La squadra perdente, invece, si è consolata con circa 73 milioni di euro. Secondo il professor Simon Chadwick, direttore del Centre for the International Business of Sport dell'Università di Coventry, la finale tra United e Barça ha suscitato un interesse senza precedenti da parte dei Paesi del Sud America.
Le due squadre finaliste schierano infatti numerosi giocatori latinoamericani. Normalmente i soldi appassionano solo chi li fa. Come si fa a muovere così tanti interessi e a non diminuire l'attenzione sul gioco? La sfida di Londra ha avuto il merito di restituire al calcio, almeno per una notte, la sua virtù più invidiabile: essere una macchina da sogni. In un mondo poco propenso all'immaginazione come il nostro, per molte persone il calcio resta l'ultima riserva di magia e di fantastico, di malie e di incantesimi, ingredienti che danno un sapore unico alle fiabe.
Come nelle fiabe ci sono gli eroi (Messi, Iniesta, Xavi, Rooney, Hernandez, Giggs e tanti altri) che aiutano a sollevarci dalla nostra dimensione più quotidiana. Come nelle fiabe ci sono i buoni e i cattivi, con una nitidezza degna delle più solenni figure retoriche. Come nelle fiabe, non ci sono confini: se giocava una squadra italiana (l'Inter dello scorso anno, per esempio) era meglio, ma le emozioni intense non hanno passaporto.
Però un brand esiste e si afferma solo a certe condizioni: bisogna avere grandi star in squadra (esattamente come il cast di un buon film), bisogna esprimere un tipo di gioco che assurga a stile riconoscibile (la ragnatela del Barça contro l'organizzazione militare dello United, le idee innovative del giovane Pep Guardiola contro quelle più tradizionali di sir Alex Ferguson, l'intramontabile coach con rosa all'occhiello), bisogna che tutti i componenti della squadra, dal presidente all'allenatore, dai giocatori ai magazzinieri facciano parte di uno stesso progetto comunicativo (che l'identità del calciatore fedifrago Ryan Giggs sia stata svelata grazie ai 75 mila cinguettii apparsi su Twitter ha però incrinato non poco questo concetto), bisogna che il mito sia alimentato in continuazione o con l'innesto di giovani provenienti dal vivaio (la famosa «cantera» catalana) o con un gruppo storico consolidato dagli anni.
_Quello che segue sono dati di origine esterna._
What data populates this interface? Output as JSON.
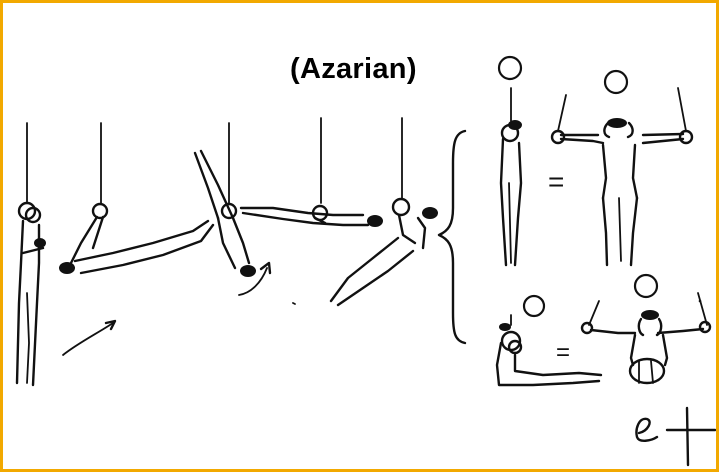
{
  "title": "(Azarian)",
  "colors": {
    "frame_border": "#f2a900",
    "ink": "#111111",
    "background": "#ffffff"
  },
  "symbols": {
    "equals": "=",
    "skill_code": "e-value-symbol"
  }
}
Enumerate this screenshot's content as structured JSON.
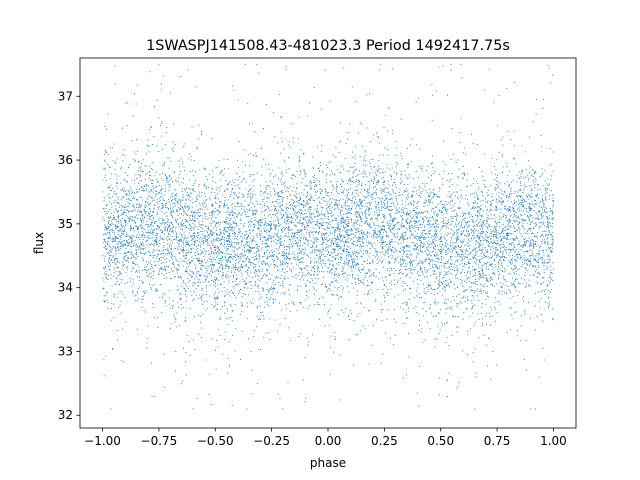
{
  "chart_data": {
    "type": "scatter",
    "title": "1SWASPJ141508.43-481023.3 Period 1492417.75s",
    "xlabel": "phase",
    "ylabel": "flux",
    "xlim": [
      -1.1,
      1.1
    ],
    "ylim": [
      31.8,
      37.6
    ],
    "xticks": [
      -1.0,
      -0.75,
      -0.5,
      -0.25,
      0.0,
      0.25,
      0.5,
      0.75,
      1.0
    ],
    "xtick_labels": [
      "−1.00",
      "−0.75",
      "−0.50",
      "−0.25",
      "0.00",
      "0.25",
      "0.50",
      "0.75",
      "1.00"
    ],
    "yticks": [
      32,
      33,
      34,
      35,
      36,
      37
    ],
    "ytick_labels": [
      "32",
      "33",
      "34",
      "35",
      "36",
      "37"
    ],
    "grid": false,
    "series": [
      {
        "color": "#1f77b4",
        "marker": "dot",
        "phase_range": [
          -1.0,
          1.0
        ],
        "flux_mean_profile": {
          "x": [
            -1.0,
            -0.9,
            -0.8,
            -0.7,
            -0.6,
            -0.5,
            -0.4,
            -0.3,
            -0.2,
            -0.1,
            0.0,
            0.1,
            0.2,
            0.3,
            0.4,
            0.5,
            0.6,
            0.7,
            0.8,
            0.9,
            1.0
          ],
          "y": [
            34.8,
            34.9,
            35.0,
            34.9,
            34.8,
            34.6,
            34.7,
            34.7,
            34.9,
            34.9,
            34.8,
            34.9,
            35.0,
            34.9,
            34.8,
            34.6,
            34.7,
            34.7,
            34.9,
            34.9,
            34.8
          ]
        },
        "flux_core_spread": [
          33.8,
          36.0
        ],
        "flux_outlier_range": [
          32.1,
          37.5
        ]
      }
    ]
  }
}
La partita fra i Red Devils e i Blaugrana è stata la testimonianza che il calcio non è soltanto tecnica e tattica, perché in esso vi sono anche i sentimenti che reggono la vita, come il coraggio, la rivalsa, la nobiltà, il livore. Cultura sportiva e imprenditoriale, bel gioco e sogni, solo così si diventa brand, cioè un modello di sport e di vita. Quanto ci metteranno Milan, Inter e Juve a capirlo?
2 - UN TRIENNIO DI BEL GIOCO E VITTORIE A CUI S´È AGGIUNTA UN´ALTRA CHAMPIONS...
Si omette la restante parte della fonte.